Environment Canada Deputy Minister Michael Martin was at a loss to quote the actual quantity of carbon emissions his country intends to eliminate after committing to a 30% reduction from 2005 levels by 2030.
“What is it in terms of megatonnes?” Liberal Member of Parliament John McKay asked Martin, during a meeting of the Commons environment committee. “Actually I can’t do the math off the top off the top of my head but would be happy to provide the number to the committee,” Martin replied.
The answer “clearly took McKay by surprise,” CBC reports.
“Really?” he asked. “I find it quite remarkable that you should state the target for 2030 of 30% and not know what that is in megatonnes.”
“I would have thought if you had a percentage reduction you would know what the bottom line is,” he told McDiarmid in a subsequent interview. “They just want to have a press release—a talking point, but no real number.”
An hour later, Environment Minister Leona Aglukkaq’s director of communications, Ted Laking, called McDiarmid with the number, explaining that “I did the calculations on my way back to work.” Asked why the deputy minister couldn’t do the same math, he replied: “That was a cheesy question.

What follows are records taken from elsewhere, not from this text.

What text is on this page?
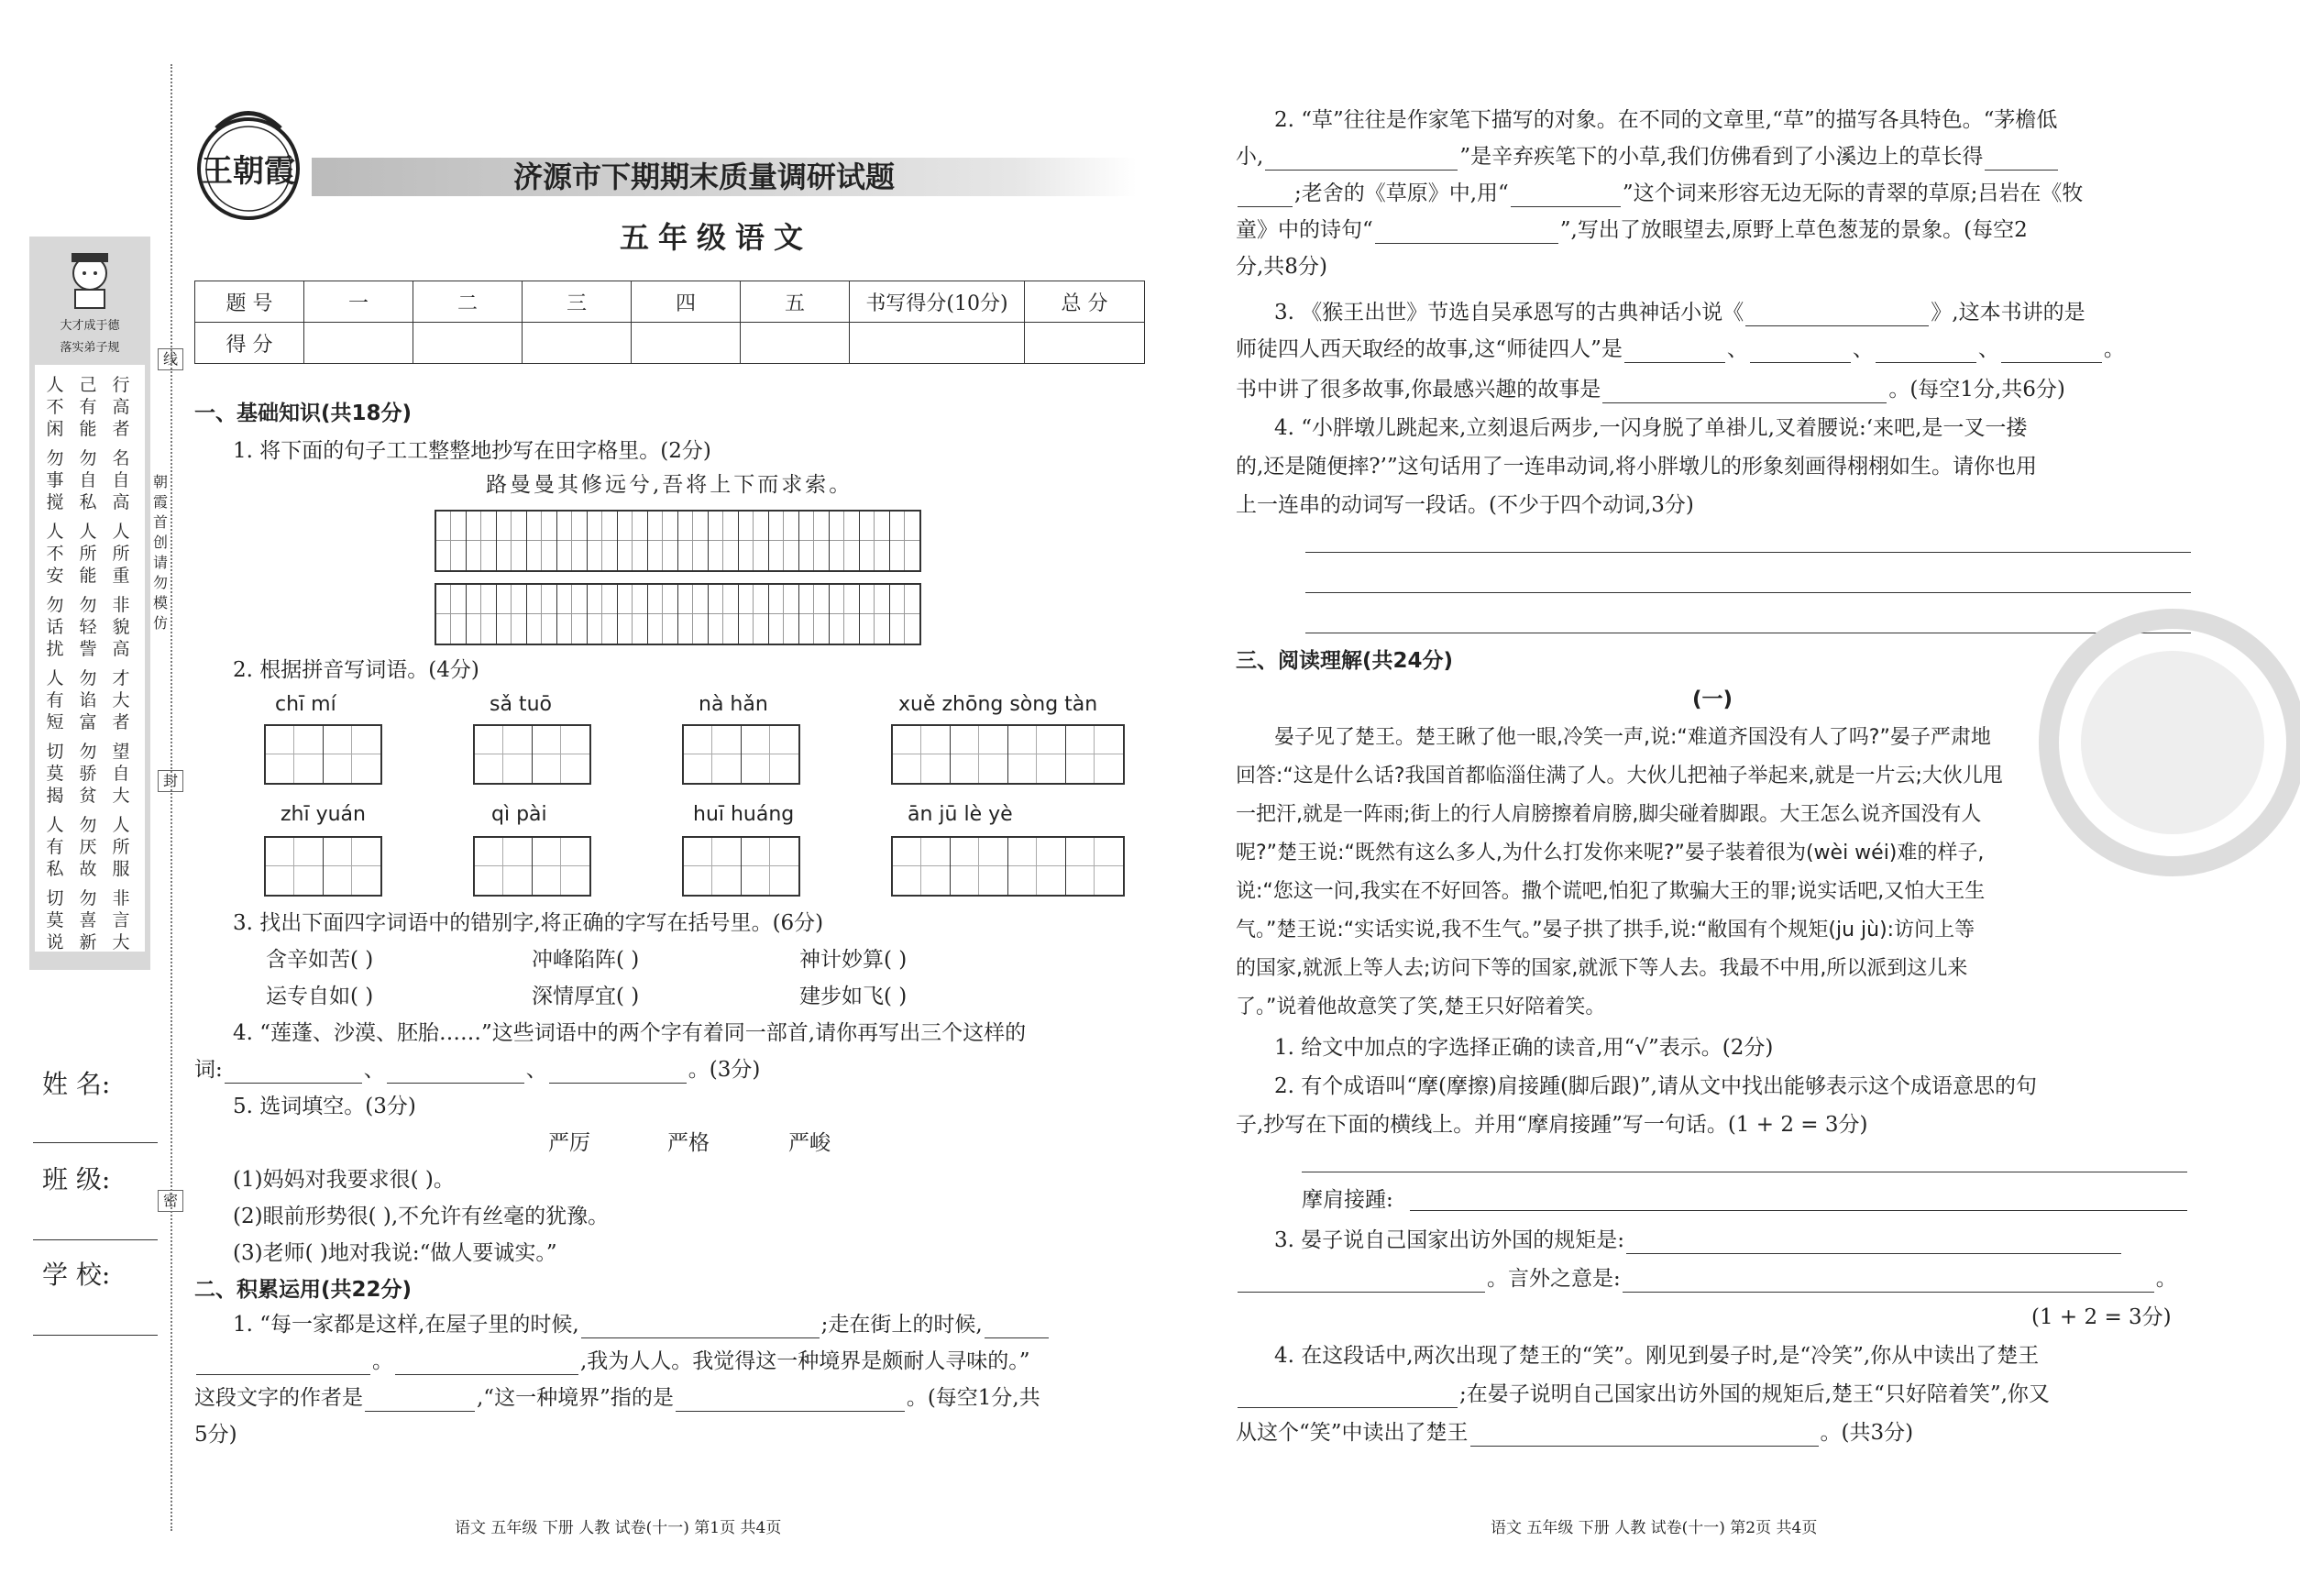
大才成于德
落实弟子规
人不闲
己有能
行高者
勿事搅
勿自私
名自高
人不安
人所能
人所重
勿话扰
勿轻訾
非貌高
人有短
勿谄富
才大者
切莫揭
勿骄贫
望自大
人有私
勿厌故
人所服
切莫说
勿喜新
非言大
朝霞首创 请勿模仿
线
封
密
姓 名:
班 级:
学 校:
王朝霞	济源市下期期末质量调研试题
五年级语文
题 号	一	二	三	四	五	书写得分(10分)	总 分
得 分							
一、基础知识(共18分)
1. 将下面的句子工工整整地抄写在田字格里。(2分)
路曼曼其修远兮,吾将上下而求索。
2. 根据拼音写词语。(4分)
chī mí	sǎ tuō	nà hǎn	xuě zhōng sòng tàn
zhī yuán	qì pài	huī huáng	ān jū lè yè
3. 找出下面四字词语中的错别字,将正确的字写在括号里。(6分)
含辛如苦( )	冲峰陷阵( )	神计妙算( )
运专自如( )	深情厚宜( )	建步如飞( )
4. “莲蓬、沙漠、胚胎……”这些词语中的两个字有着同一部首,请你再写出三个这样的
词:	、	、	。(3分)
5. 选词填空。(3分)
严厉	严格	严峻
(1)妈妈对我要求很( )。
(2)眼前形势很( ),不允许有丝毫的犹豫。
(3)老师( )地对我说:“做人要诚实。”
二、积累运用(共22分)
1. “每一家都是这样,在屋子里的时候,	;走在街上的时候,
。	,我为人人。我觉得这一种境界是颇耐人寻味的。”
这段文字的作者是	,“这一种境界”指的是	。(每空1分,共
5分)
语文 五年级 下册 人教 试卷(十一) 第1页 共4页
2. “草”往往是作家笔下描写的对象。在不同的文章里,“草”的描写各具特色。“茅檐低
小,	”是辛弃疾笔下的小草,我们仿佛看到了小溪边上的草长得
;老舍的《草原》中,用“	”这个词来形容无边无际的青翠的草原;吕岩在《牧
童》中的诗句“	”,写出了放眼望去,原野上草色葱茏的景象。(每空2
分,共8分)
3. 《猴王出世》节选自吴承恩写的古典神话小说《	》,这本书讲的是
师徒四人西天取经的故事,这“师徒四人”是	、	、	、	。
书中讲了很多故事,你最感兴趣的故事是	。(每空1分,共6分)
4. “小胖墩儿跳起来,立刻退后两步,一闪身脱了单褂儿,叉着腰说:‘来吧,是一叉一搂
的,还是随便摔?’”这句话用了一连串动词,将小胖墩儿的形象刻画得栩栩如生。请你也用
上一连串的动词写一段话。(不少于四个动词,3分)
三、阅读理解(共24分)
(一)
晏子见了楚王。楚王瞅了他一眼,冷笑一声,说:“难道齐国没有人了吗?”晏子严肃地
回答:“这是什么话?我国首都临淄住满了人。大伙儿把袖子举起来,就是一片云;大伙儿甩
一把汗,就是一阵雨;街上的行人肩膀擦着肩膀,脚尖碰着脚跟。大王怎么说齐国没有人
呢?”楚王说:“既然有这么多人,为什么打发你来呢?”晏子装着很为(wèi wéi)难的样子,
说:“您这一问,我实在不好回答。撒个谎吧,怕犯了欺骗大王的罪;说实话吧,又怕大王生
气。”楚王说:“实话实说,我不生气。”晏子拱了拱手,说:“敝国有个规矩(ju jù):访问上等
的国家,就派上等人去;访问下等的国家,就派下等人去。我最不中用,所以派到这儿来
了。”说着他故意笑了笑,楚王只好陪着笑。
1. 给文中加点的字选择正确的读音,用“√”表示。(2分)
2. 有个成语叫“摩(摩擦)肩接踵(脚后跟)”,请从文中找出能够表示这个成语意思的句
子,抄写在下面的横线上。并用“摩肩接踵”写一句话。(1 + 2 = 3分)
摩肩接踵:
3. 晏子说自己国家出访外国的规矩是:
。言外之意是:	。
(1 + 2 = 3分)
4. 在这段话中,两次出现了楚王的“笑”。刚见到晏子时,是“冷笑”,你从中读出了楚王
;在晏子说明自己国家出访外国的规矩后,楚王“只好陪着笑”,你又
从这个“笑”中读出了楚王	。(共3分)
语文 五年级 下册 人教 试卷(十一) 第2页 共4页
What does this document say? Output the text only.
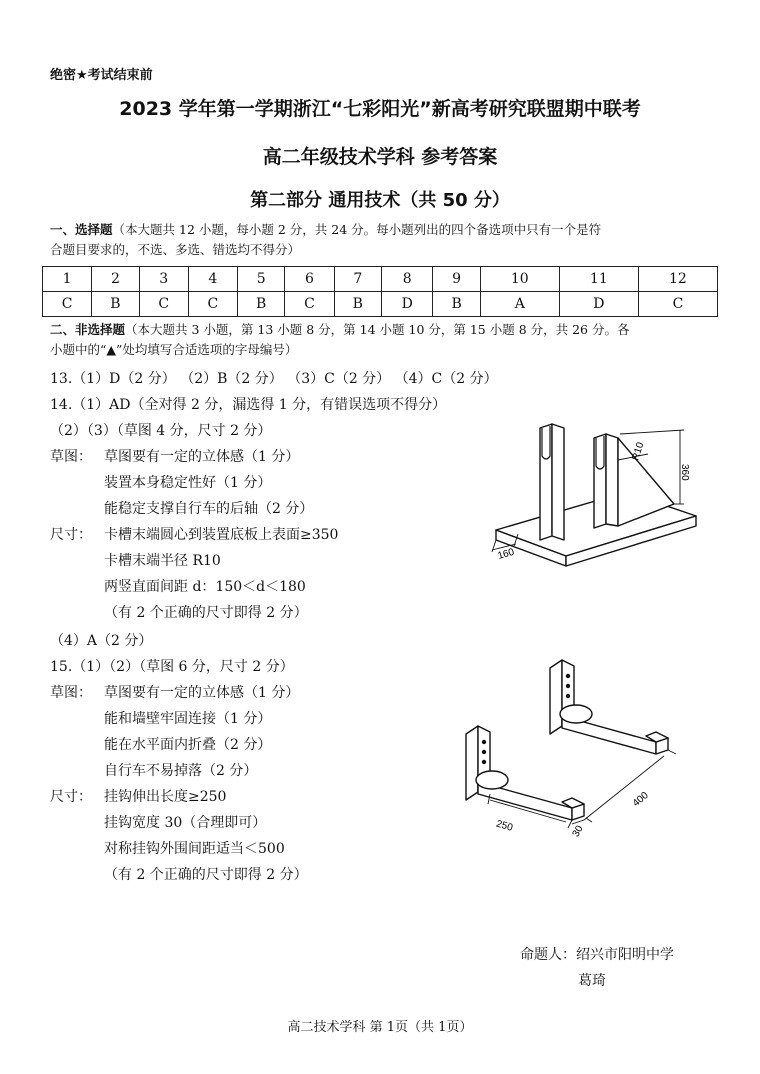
绝密★考试结束前
2023 学年第一学期浙江“七彩阳光”新高考研究联盟期中联考
高二年级技术学科 参考答案
第二部分 通用技术（共 50 分）
一、选择题（本大题共 12 小题，每小题 2 分，共 24 分。每小题列出的四个备选项中只有一个是符
合题目要求的，不选、多选、错选均不得分）
1	2	3	4	5	6	7	8	9	10	11	12
C	B	C	C	B	C	B	D	B	A	D	C
二、非选择题（本大题共 3 小题，第 13 小题 8 分，第 14 小题 10 分，第 15 小题 8 分，共 26 分。各
小题中的“▲”处均填写合适选项的字母编号）
13.（1）D（2 分） （2）B（2 分） （3）C（2 分） （4）C（2 分）
14.（1）AD（全对得 2 分，漏选得 1 分，有错误选项不得分）
（2）（3）（草图 4 分，尺寸 2 分）
草图： 草图要有一定的立体感（1 分）
装置本身稳定性好（1 分）
能稳定支撑自行车的后轴（2 分）
尺寸： 卡槽末端圆心到装置底板上表面≥350
卡槽末端半径 R10
两竖直面间距 d：150＜d＜180
（有 2 个正确的尺寸即得 2 分）
（4）A（2 分）
R10
360
160
15.（1）（2）（草图 6 分，尺寸 2 分）
草图： 草图要有一定的立体感（1 分）
能和墙壁牢固连接（1 分）
能在水平面内折叠（2 分）
自行车不易掉落（2 分）
尺寸： 挂钩伸出长度≥250
挂钩宽度 30（合理即可）
对称挂钩外围间距适当＜500
（有 2 个正确的尺寸即得 2 分）
250	30
400
命题人：绍兴市阳明中学
葛琦
高二技术学科 第 1页（共 1页）
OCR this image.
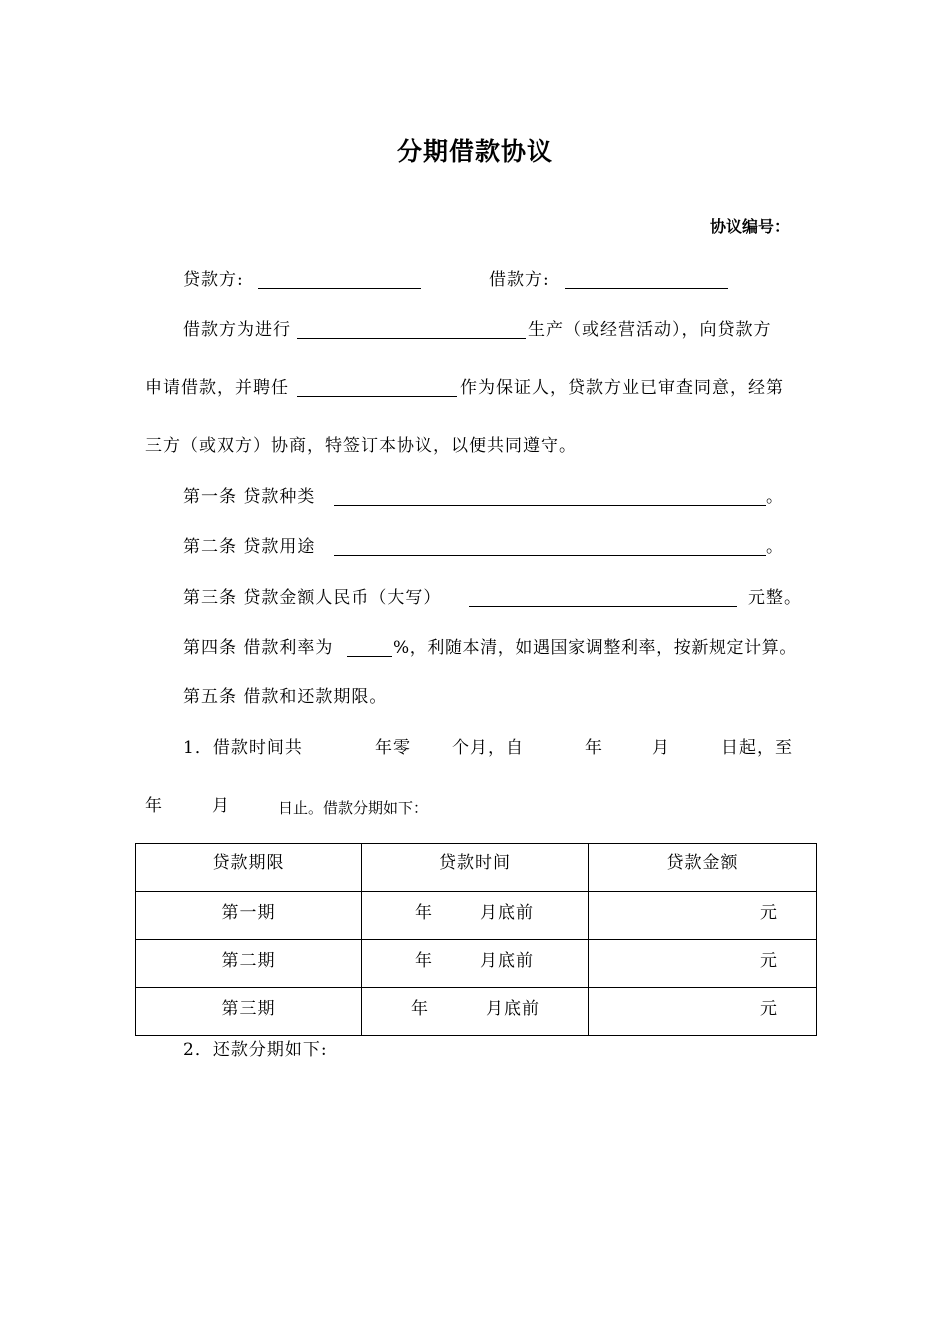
分期借款协议
协议编号：
贷款方:	借款方:
借款方为进行	生产（或经营活动），向贷款方
申请借款，并聘任	作为保证人，贷款方业已审查同意，经第
三方（或双方）协商，特签订本协议，以便共同遵守。
第一条 贷款种类	。
第二条 贷款用途	。
第三条 贷款金额人民币（大写）	元整。
第四条 借款利率为	%，利随本清，如遇国家调整利率，按新规定计算。
第五条 借款和还款期限。
1．借款时间共	年零 个月，自	年	月	日起，至
年	月	日止。借款分期如下：
贷款期限	贷款时间	贷款金额
第一期	年 月底前	元

第二期	年 月底前	元

第三期	年 月底前	元
2．还款分期如下:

He didn’t have the numbers off the top of his head, he wasn’t avoiding the question.”
(The number, by the way, is 224.7 megatonnes, a 30% reduction from the 749 MT Canada emitted in 2005, for total output of 524.3 MT in 2030. To reach the internationally-recognized target of an 80% reduction from 1990 levels, Canada would have to cut its emissions to 100 megatonnes per year by mid-century.)